Stelio Effrena la regarda au fond des prunelles.

— Vous voulez m’enivrer, — dit-il avec un rire soudain. — C’est la coupe que l’on offre au condamné s’acheminant vers le dernier supplice. Eh bien, mon amie, cela est vrai : je vous confesse que mon cœur tremble un peu.

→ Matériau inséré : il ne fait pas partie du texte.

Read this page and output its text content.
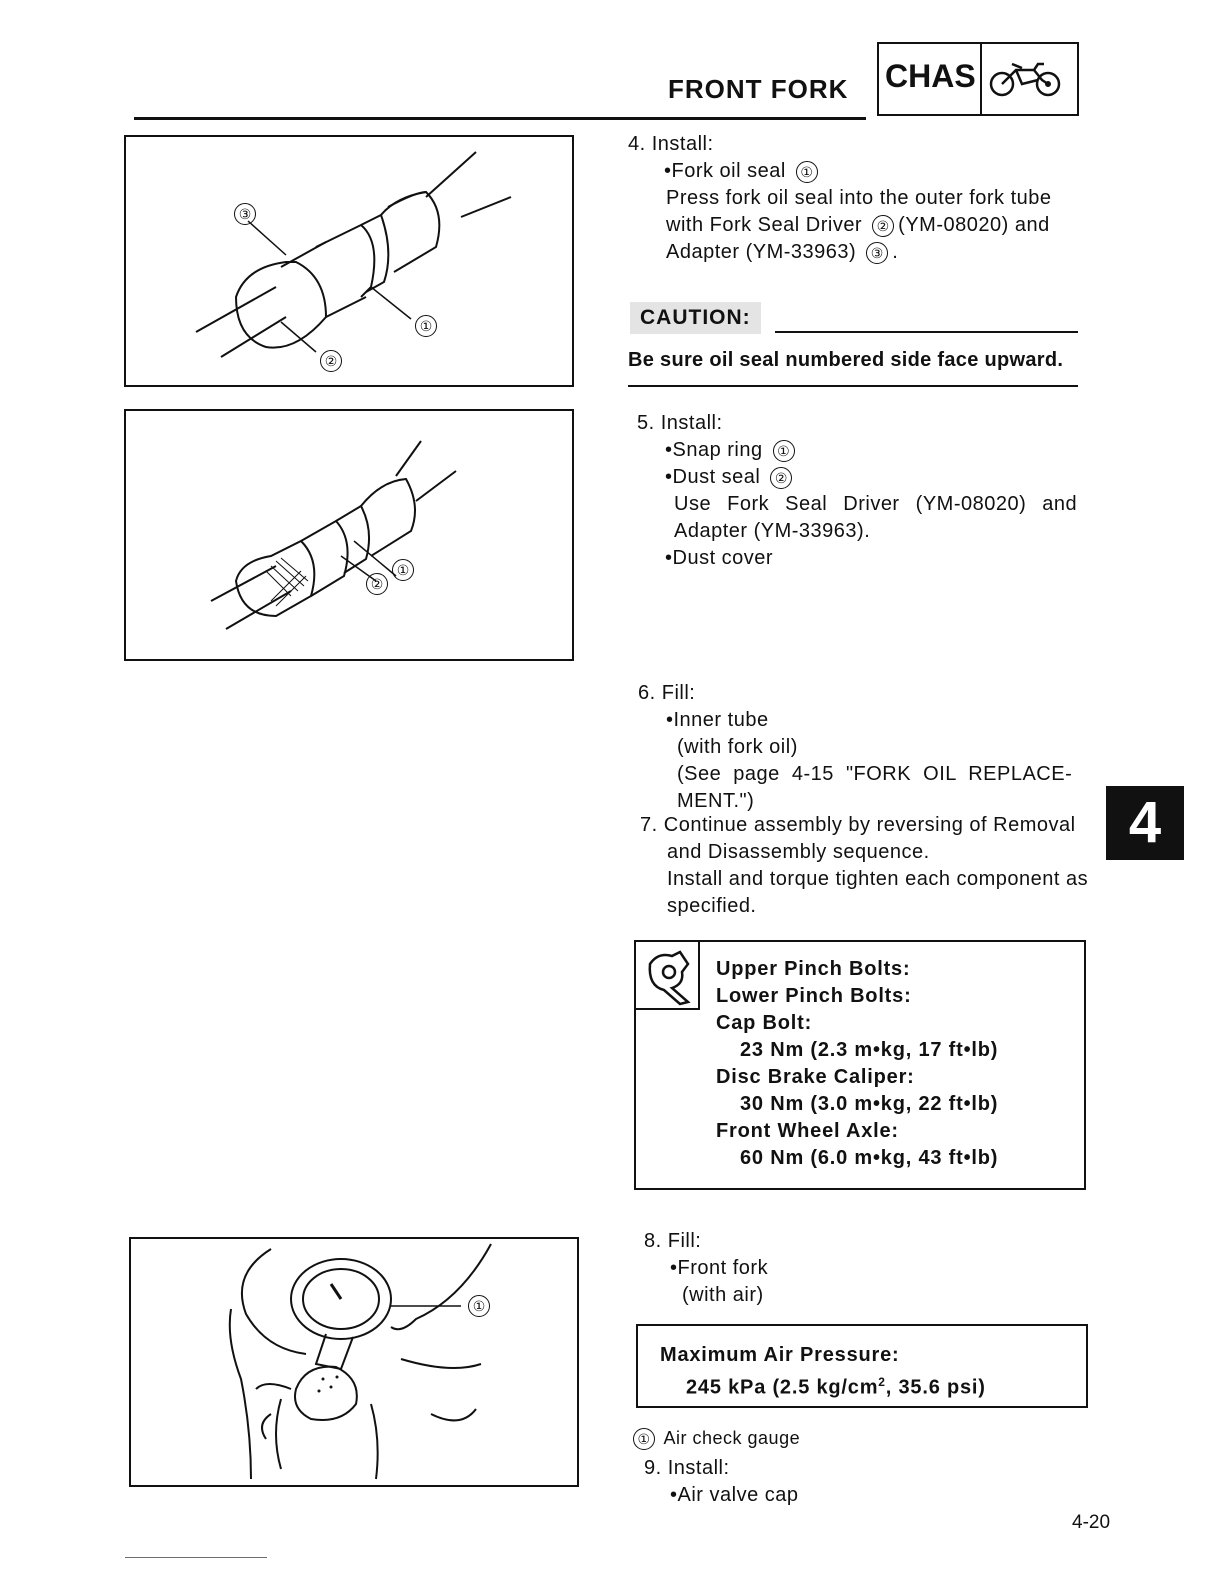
FRONT FORK CHAS
③
①
②
②
①
①
4. Install:
•Fork oil seal ①
Press fork oil seal into the outer fork tube
with Fork Seal Driver ② (YM-08020) and
Adapter (YM-33963) ③ .
CAUTION:
Be sure oil seal numbered side face upward.
5. Install:
•Snap ring ①
•Dust seal ②
Use Fork Seal Driver (YM-08020) and
Adapter (YM-33963).
•Dust cover
6. Fill:
•Inner tube
(with fork oil)
(See page 4-15 "FORK OIL REPLACE-
MENT.")
7. Continue assembly by reversing of Removal
and Disassembly sequence.
Install and torque tighten each component as
specified.
4
Upper Pinch Bolts:
Lower Pinch Bolts:
Cap Bolt:
23 Nm (2.3 m•kg, 17 ft•lb)
Disc Brake Caliper:
30 Nm (3.0 m•kg, 22 ft•lb)
Front Wheel Axle:
60 Nm (6.0 m•kg, 43 ft•lb)
8. Fill:
•Front fork
(with air)
Maximum Air Pressure:
245 kPa (2.5 $kg/cm^2$, 35.6 psi)
① Air check gauge
9. Install:
•Air valve cap
4-20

Le bruit d’une acclamation s’éleva du traghetto de San-Gregorio, résonna dans le Grand Canal, se répercuta sur les disques de porphyre et de serpentin qui ornent le palais des Dario, incliné comme une courtisane décrépite sous la pompe de ses colliers.

La barque royale passait.

— Voilà celle de vos auditrices que l’étiquette vous prescrit d’enguirlander dans l’exorde, — dit la femme ingénieuse à flatter, faisant allusion à la Reine. — Vous avez, je crois, dans un de vos premiers livres, confessé votre respect et votre goût pour le Cérémonial. Une de vos imaginations les plus extraordinaires est celle qui a pour motif une journée de Charles II, roi d’Espagne…

Quand la barque passa près de la gondole, ils saluèrent tous les deux. La Reine, reconnaissant le poète de Perséphone et l’illustre tragédienne, se retourna par un mouvement de curiosité instinctive : — toute blonde et rose, toute fraîche dans la lumière de ce grand sourire inextinguible qui s’épanchait comme une source parmi les pâles méandres des dentelles de Burano. Elle avait à son côté cette Andriana Duodo qui, dans la petite île industrieuse, cultivait le jardin de fil où renaissaient merveilleusement ces fleurs anciennes.